Ja, so ist es. Solange ich Hunger und Durst habe, lebe ich. Wie schön ist es, wenn ich Lebenslust spüren darf: Hunger und Durst auf etwas Neues habe. Wenn ich schöne Augenblicke genießen kann. Wie schön ist es, wenn auch ein älterer Mensch noch sagen kann: ich bin gespannt, was noch alles auf mich zukommt. Ich möchte es bis zum letzten Augenblick ausschöpfen.  Mich dürstet – heißt wohl. Leben lohnt sich bis zum letzten Atemzug.

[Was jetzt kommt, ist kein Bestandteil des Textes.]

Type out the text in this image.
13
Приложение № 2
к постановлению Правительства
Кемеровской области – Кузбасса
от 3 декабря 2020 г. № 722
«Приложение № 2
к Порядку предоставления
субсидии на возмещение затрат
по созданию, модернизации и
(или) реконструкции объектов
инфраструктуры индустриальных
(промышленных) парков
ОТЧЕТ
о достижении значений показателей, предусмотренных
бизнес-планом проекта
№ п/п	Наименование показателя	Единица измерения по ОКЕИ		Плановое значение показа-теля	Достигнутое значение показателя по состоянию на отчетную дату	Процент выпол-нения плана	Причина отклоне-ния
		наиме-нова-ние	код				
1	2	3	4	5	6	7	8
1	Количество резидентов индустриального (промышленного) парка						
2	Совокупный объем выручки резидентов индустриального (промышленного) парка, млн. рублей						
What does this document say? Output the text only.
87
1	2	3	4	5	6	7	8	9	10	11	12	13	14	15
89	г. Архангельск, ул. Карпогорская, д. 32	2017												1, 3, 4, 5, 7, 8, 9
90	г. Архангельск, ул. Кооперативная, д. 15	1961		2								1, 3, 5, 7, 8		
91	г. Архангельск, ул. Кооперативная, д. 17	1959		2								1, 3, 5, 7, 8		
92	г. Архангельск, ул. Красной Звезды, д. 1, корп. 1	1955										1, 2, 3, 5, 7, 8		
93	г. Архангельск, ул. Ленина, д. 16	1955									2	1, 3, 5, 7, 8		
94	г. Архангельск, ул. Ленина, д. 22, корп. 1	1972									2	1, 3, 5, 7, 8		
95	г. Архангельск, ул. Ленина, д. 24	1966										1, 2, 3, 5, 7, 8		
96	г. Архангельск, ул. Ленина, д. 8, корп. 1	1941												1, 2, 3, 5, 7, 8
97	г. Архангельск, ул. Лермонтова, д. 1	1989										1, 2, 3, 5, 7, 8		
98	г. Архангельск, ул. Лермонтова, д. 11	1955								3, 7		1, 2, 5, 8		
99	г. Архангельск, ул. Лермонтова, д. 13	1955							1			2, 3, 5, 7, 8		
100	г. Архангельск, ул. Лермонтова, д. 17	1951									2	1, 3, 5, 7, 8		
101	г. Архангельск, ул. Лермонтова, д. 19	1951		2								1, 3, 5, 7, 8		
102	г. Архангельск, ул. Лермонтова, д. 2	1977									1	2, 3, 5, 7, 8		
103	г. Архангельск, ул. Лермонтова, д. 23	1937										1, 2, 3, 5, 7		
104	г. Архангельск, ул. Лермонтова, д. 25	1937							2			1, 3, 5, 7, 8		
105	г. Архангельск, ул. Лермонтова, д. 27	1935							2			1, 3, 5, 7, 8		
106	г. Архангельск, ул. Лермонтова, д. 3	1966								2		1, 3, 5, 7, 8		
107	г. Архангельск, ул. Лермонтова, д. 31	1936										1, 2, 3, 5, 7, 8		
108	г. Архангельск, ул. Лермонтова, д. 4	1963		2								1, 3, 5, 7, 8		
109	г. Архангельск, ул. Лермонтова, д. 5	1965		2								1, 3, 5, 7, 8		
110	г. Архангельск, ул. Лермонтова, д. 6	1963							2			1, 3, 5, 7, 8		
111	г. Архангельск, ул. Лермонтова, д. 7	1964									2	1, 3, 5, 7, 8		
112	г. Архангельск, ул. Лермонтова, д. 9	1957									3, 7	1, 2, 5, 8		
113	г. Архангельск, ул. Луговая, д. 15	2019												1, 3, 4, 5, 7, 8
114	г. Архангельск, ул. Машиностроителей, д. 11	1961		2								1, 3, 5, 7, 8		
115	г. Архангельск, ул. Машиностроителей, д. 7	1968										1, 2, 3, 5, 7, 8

6. „Mein Gott, warum hast du mich verlassen?“

Jesus stirbt nicht als Held am Kreuz. Er stirbt mit einer himmelschreienden Anklage. Auch das gehört zum Leben: Ich muss nicht alles schweigend hinnehmen Ich darf meinen Schmerz und meine Enttäuschung hinausschreien – vor Gott. „ Mein Gott, warum hast du mich verlassen", oder noch besser übersetzt: wozu hast du mich verlassen? Was ist der Sinn, der dahinter steckt? Wer so seine Enttäuschung vor Gott zur Sprache bringt, der hadert nicht mit ihm, sondern wirft im Gebet seinen letzten Rettungsanker auf ihn.

7. „Es ist vollbracht.“

Kennen Sie das Gefühl: ich bin mit meiner Arbeit fertig geworden. Ich habe etwas abgeschlossen, wofür ich viel Zeit, Kraft und Lebensenergie investiert habe. Kennen Sie das Gefühl, in Zufriedenheit auf Vollbrachtes zurückzuschauen? Und ob man nicht auch das lernen muss, auch Unvollendetes aus der Hand zu geben, ruhen lassen zu können, wozu  keine Kraft und Energie  mehr da ist? Ob man das nicht lernen muss, um dann am Ende auch sein Leben, das nie ganz vollendet sein wird, aus der Hand zu geben? Jesus gibt uns mit auf den Weg: Macht Frieden damit, dass euer Leben hier unvollkommen bleibt. Wo unser Faden gerissen ist, wird er ihn weiterknüpfen und heilen, was uns schiefgegangen ist. Gott wird vollenden, was hier auf der Strecke geblieben ist. 

Damit verabschiedet sich Jesus von uns.

Sieben Worte am Kreuz. Es sind Abschiedsgrüße, und doch voller Zukunft. Worte des Lebens in der Stunde des Todes. Danke Jesus!